I've never been infatuated with someone like this. Just look at me, I can barely stay afloat without him. Who was I before I met the man with baby blues and a habit of his glasses falling down his face? I don't remember pre-asylum Darren.

My usual guard drags me to the cafeteria that smells of mold and patients slowly rotting away. The employees pile my tray with some sort of yellow mush they call "food." Soon after, I find the table I always sit at, alone.

I pull a cigarette and a pack of matches from the pocket of my jumpsuit. Ever since the break began, I've been resorting to smoking. Nicotine has been the one cure to ease my tension. It's become a familiar routine and a bad habit.
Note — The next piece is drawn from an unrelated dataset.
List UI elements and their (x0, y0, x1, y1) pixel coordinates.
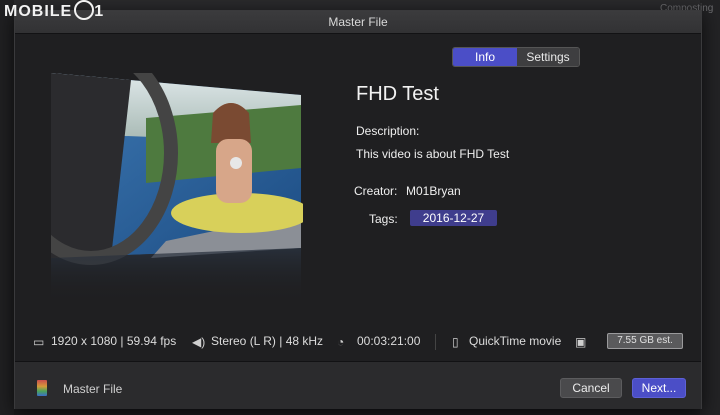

As I take a drag, I'm reminded of when Kenneth would slip me a fresh orange or an unopened candy bar underneath the table. Real food. These little gestures are what make me appreciate having him in my life. No other employee cares about us the way that he does. I have to stop taking advantage of the one good person in my life.

I'm starting to regret this break. Kenneth didn't even want this. Do I even want this? Am I too dramatic? Too clingy?

As I'm enjoying my cigarette and avoiding the sun's puke on my plate, I'm interrupted by a man who hovers right over me. His auburn hair and hazel pupils threaten above me. He sports a white, short-sleeved button-up and pants of the same color- a nurse. I don't know who he is exactly, and I don't care to know.

"Mr. Walker?" he coughs. I'm not sure if it's from the smoke or to grab my attention.

I look up, annoyed, "What do you want?"

Before the unknown man replies, he sits down across from me. I never asked him to, but I don't feel up to arguing today. Lucky him.

With a weary smile, he says, "I was informed that you don't need your weekly evaluations."

"Is that a problem?" I raise an eyebrow, blowing smoke in his face. He waves it away.

"Uh n-no, it's not," he dismisses, caught off-guard. "However, you still need to have someone oversee your well-being. Just to make sure you're up to par."